O CARRO DE ENTERRO - Conto Classico Fúnebre - Viriato Padilha
O CARRO DE
ENTERRO
Viriato Padilha
(1866 – 1924)
Era
num sábado. Estava em festas o elegante e suntuoso palacete do visconde, a mais
rica habitação que havia no Rio Comprido.
Casava-se
a formosa Matilde, filha predileta do dono da casa, e ele festejava esse
acontecimento o mais ruidosamente possível.
O
palácio achava-se todo ornado por dentro e fora; uma esplêndida banda de música
executava no saguão trechos escolhidos das óperas mais em moda, e a criadagem,
vestida com suas finas librés, circulava de um lado para outro, dispondo os
últimos preparativos da ornamentação.
O
cortejo havia partido às duas horas da tarde para a igreja, e na rua apinhava
uma multidão curiosa de assistir à chegada dos noivos, ao regressarem da
cerimônia nupcial.
*
* *
Enquanto
assim se dispunham as coisas para a folgança no suntuoso palacete do visconde,
uma cena muito diferente se desenrolava em uma casa de mais que modesta
aparência da mesma rua.
Em
cima de uma mesa que havia na sala dessa casa, que era então um pardieiro,
quase em ruínas, via-se, num caixão dos mais baratos que a Santa Casa fabrica,
o corpo de uma moça amortalhada.
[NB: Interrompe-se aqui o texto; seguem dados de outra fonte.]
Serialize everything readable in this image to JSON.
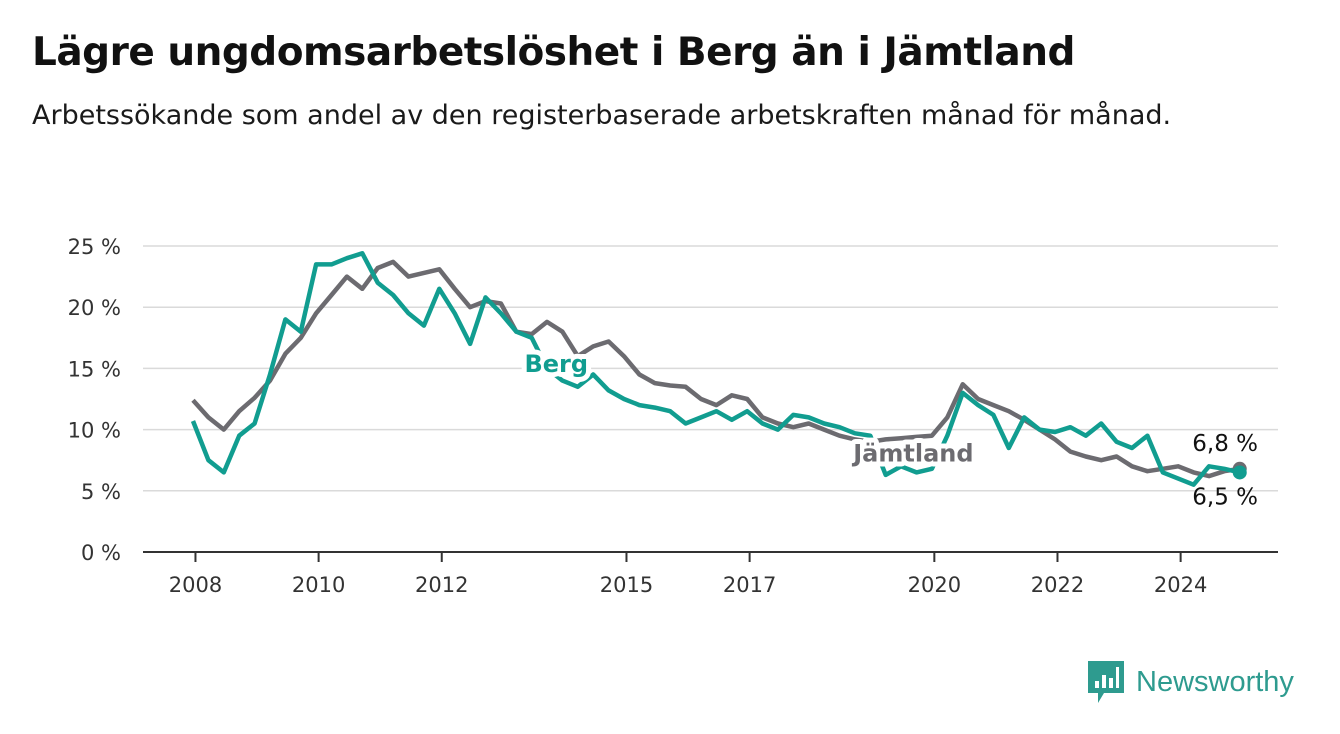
{
  "title": "Lägre ungdomsarbetslöshet i Berg än i Jämtland",
  "subtitle": "Arbetssökande som andel av den registerbaserade arbetskraften månad för månad.",
  "brand": {
    "name": "Newsworthy",
    "icon": "bar-chart-speech-bubble-icon"
  },
  "chart_data": {
    "type": "line",
    "x_ticks": [
      "2008",
      "2010",
      "2012",
      "2015",
      "2017",
      "2020",
      "2022",
      "2024"
    ],
    "y_ticks": [
      "0 %",
      "5 %",
      "10 %",
      "15 %",
      "20 %",
      "25 %"
    ],
    "ylim": [
      0,
      25
    ],
    "grid": true,
    "series": [
      {
        "name": "Jämtland",
        "color": "#6c6b70",
        "end_label": "6,8 %",
        "points": [
          [
            "2008-01",
            12.4
          ],
          [
            "2008-04",
            11.0
          ],
          [
            "2008-07",
            10.0
          ],
          [
            "2008-10",
            11.5
          ],
          [
            "2009-01",
            12.6
          ],
          [
            "2009-04",
            14.0
          ],
          [
            "2009-07",
            16.2
          ],
          [
            "2009-10",
            17.5
          ],
          [
            "2010-01",
            19.5
          ],
          [
            "2010-04",
            21.0
          ],
          [
            "2010-07",
            22.5
          ],
          [
            "2010-10",
            21.5
          ],
          [
            "2011-01",
            23.2
          ],
          [
            "2011-04",
            23.7
          ],
          [
            "2011-07",
            22.5
          ],
          [
            "2011-10",
            22.8
          ],
          [
            "2012-01",
            23.1
          ],
          [
            "2012-04",
            21.5
          ],
          [
            "2012-07",
            20.0
          ],
          [
            "2012-10",
            20.5
          ],
          [
            "2013-01",
            20.3
          ],
          [
            "2013-04",
            18.0
          ],
          [
            "2013-07",
            17.8
          ],
          [
            "2013-10",
            18.8
          ],
          [
            "2014-01",
            18.0
          ],
          [
            "2014-04",
            16.0
          ],
          [
            "2014-07",
            16.8
          ],
          [
            "2014-10",
            17.2
          ],
          [
            "2015-01",
            16.0
          ],
          [
            "2015-04",
            14.5
          ],
          [
            "2015-07",
            13.8
          ],
          [
            "2015-10",
            13.6
          ],
          [
            "2016-01",
            13.5
          ],
          [
            "2016-04",
            12.5
          ],
          [
            "2016-07",
            12.0
          ],
          [
            "2016-10",
            12.8
          ],
          [
            "2017-01",
            12.5
          ],
          [
            "2017-04",
            11.0
          ],
          [
            "2017-07",
            10.5
          ],
          [
            "2017-10",
            10.2
          ],
          [
            "2018-01",
            10.5
          ],
          [
            "2018-04",
            10.0
          ],
          [
            "2018-07",
            9.5
          ],
          [
            "2018-10",
            9.2
          ],
          [
            "2019-01",
            9.0
          ],
          [
            "2019-04",
            9.2
          ],
          [
            "2019-07",
            9.3
          ],
          [
            "2019-10",
            9.4
          ],
          [
            "2020-01",
            9.5
          ],
          [
            "2020-04",
            11.0
          ],
          [
            "2020-07",
            13.7
          ],
          [
            "2020-10",
            12.5
          ],
          [
            "2021-01",
            12.0
          ],
          [
            "2021-04",
            11.5
          ],
          [
            "2021-07",
            10.8
          ],
          [
            "2021-10",
            10.0
          ],
          [
            "2022-01",
            9.2
          ],
          [
            "2022-04",
            8.2
          ],
          [
            "2022-07",
            7.8
          ],
          [
            "2022-10",
            7.5
          ],
          [
            "2023-01",
            7.8
          ],
          [
            "2023-04",
            7.0
          ],
          [
            "2023-07",
            6.6
          ],
          [
            "2023-10",
            6.8
          ],
          [
            "2024-01",
            7.0
          ],
          [
            "2024-04",
            6.5
          ],
          [
            "2024-07",
            6.2
          ],
          [
            "2024-10",
            6.6
          ],
          [
            "2025-01",
            6.8
          ]
        ]
      },
      {
        "name": "Berg",
        "color": "#119d90",
        "end_label": "6,5 %",
        "points": [
          [
            "2008-01",
            10.7
          ],
          [
            "2008-04",
            7.5
          ],
          [
            "2008-07",
            6.5
          ],
          [
            "2008-10",
            9.5
          ],
          [
            "2009-01",
            10.5
          ],
          [
            "2009-04",
            14.5
          ],
          [
            "2009-07",
            19.0
          ],
          [
            "2009-10",
            18.0
          ],
          [
            "2010-01",
            23.5
          ],
          [
            "2010-04",
            23.5
          ],
          [
            "2010-07",
            24.0
          ],
          [
            "2010-10",
            24.4
          ],
          [
            "2011-01",
            22.0
          ],
          [
            "2011-04",
            21.0
          ],
          [
            "2011-07",
            19.5
          ],
          [
            "2011-10",
            18.5
          ],
          [
            "2012-01",
            21.5
          ],
          [
            "2012-04",
            19.5
          ],
          [
            "2012-07",
            17.0
          ],
          [
            "2012-10",
            20.8
          ],
          [
            "2013-01",
            19.5
          ],
          [
            "2013-04",
            18.0
          ],
          [
            "2013-07",
            17.5
          ],
          [
            "2013-10",
            15.0
          ],
          [
            "2014-01",
            14.0
          ],
          [
            "2014-04",
            13.5
          ],
          [
            "2014-07",
            14.5
          ],
          [
            "2014-10",
            13.2
          ],
          [
            "2015-01",
            12.5
          ],
          [
            "2015-04",
            12.0
          ],
          [
            "2015-07",
            11.8
          ],
          [
            "2015-10",
            11.5
          ],
          [
            "2016-01",
            10.5
          ],
          [
            "2016-04",
            11.0
          ],
          [
            "2016-07",
            11.5
          ],
          [
            "2016-10",
            10.8
          ],
          [
            "2017-01",
            11.5
          ],
          [
            "2017-04",
            10.5
          ],
          [
            "2017-07",
            10.0
          ],
          [
            "2017-10",
            11.2
          ],
          [
            "2018-01",
            11.0
          ],
          [
            "2018-04",
            10.5
          ],
          [
            "2018-07",
            10.2
          ],
          [
            "2018-10",
            9.7
          ],
          [
            "2019-01",
            9.5
          ],
          [
            "2019-04",
            6.3
          ],
          [
            "2019-07",
            7.0
          ],
          [
            "2019-10",
            6.5
          ],
          [
            "2020-01",
            6.8
          ],
          [
            "2020-04",
            9.5
          ],
          [
            "2020-07",
            13.0
          ],
          [
            "2020-10",
            12.0
          ],
          [
            "2021-01",
            11.2
          ],
          [
            "2021-04",
            8.5
          ],
          [
            "2021-07",
            11.0
          ],
          [
            "2021-10",
            10.0
          ],
          [
            "2022-01",
            9.8
          ],
          [
            "2022-04",
            10.2
          ],
          [
            "2022-07",
            9.5
          ],
          [
            "2022-10",
            10.5
          ],
          [
            "2023-01",
            9.0
          ],
          [
            "2023-04",
            8.5
          ],
          [
            "2023-07",
            9.5
          ],
          [
            "2023-10",
            6.5
          ],
          [
            "2024-01",
            6.0
          ],
          [
            "2024-04",
            5.5
          ],
          [
            "2024-07",
            7.0
          ],
          [
            "2024-10",
            6.8
          ],
          [
            "2025-01",
            6.5
          ]
        ]
      }
    ]
  }
}
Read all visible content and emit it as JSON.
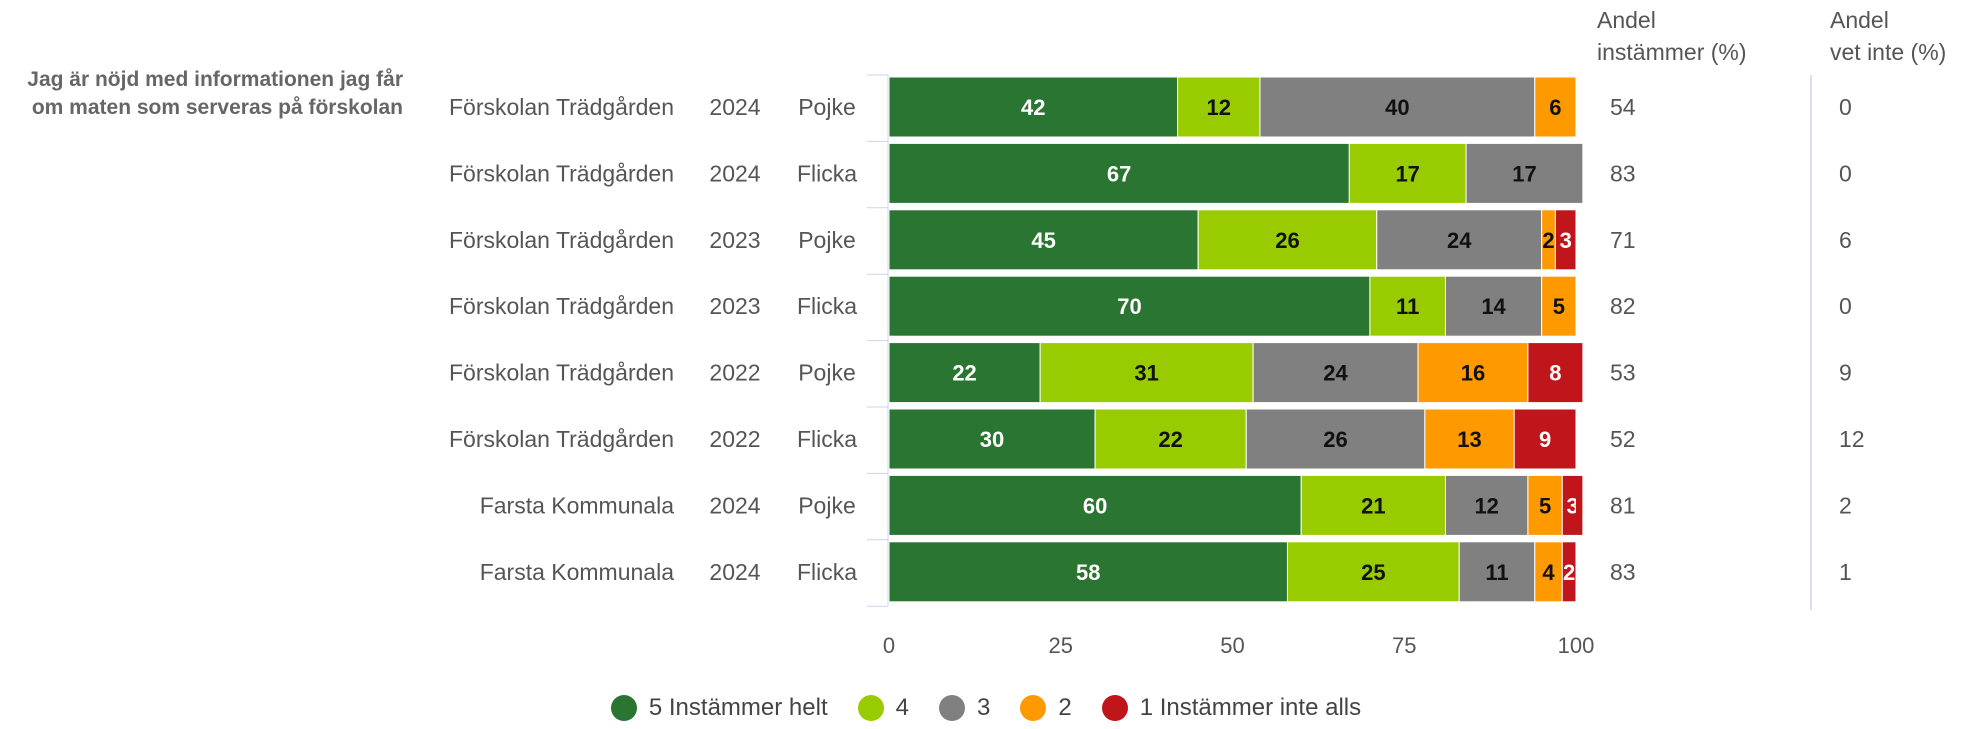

Duas velas alumiavam-na, e em redor
permaneciam as pessoas da família e alguns vizinhos, todos gente pobre.
Pai
e mãe e irmãos dessa criatura morta desfaziam-se em amargo pranto e sentiam a
alma rasgar-se pela mais fina das dores, nesse momento em que se ia fechar o
caixão e levá-lo a um carro fúnebre parado à porta.
Pobre
gente! Essa de quem iam separar-se para sempre era a sua boa Lúcia, filha e
irmã mais velha, que todos estimavam tanto! Pobre Lúcia! Ela era o braço
direito daquela família. Do seu trabalho vinham os minguados mil réis com que
se pagava à venda, depois que o pai ficara aleijado e a mãe entisicara. A boa
Lúcia sempre alegre, sempre resignada! Como não deviam sofrer os pobrezinhos,
naquele terrível transe por que passavam.
*
* *
O
pai de Lúcia era um rude operário de obra grossa, um carpinteiro, e tivera a
infelicidade de quebrar uma perna, caindo de um andaime em que trabalhava.
Essa
desventura foi o início de todas as desgraças que assaltaram a família.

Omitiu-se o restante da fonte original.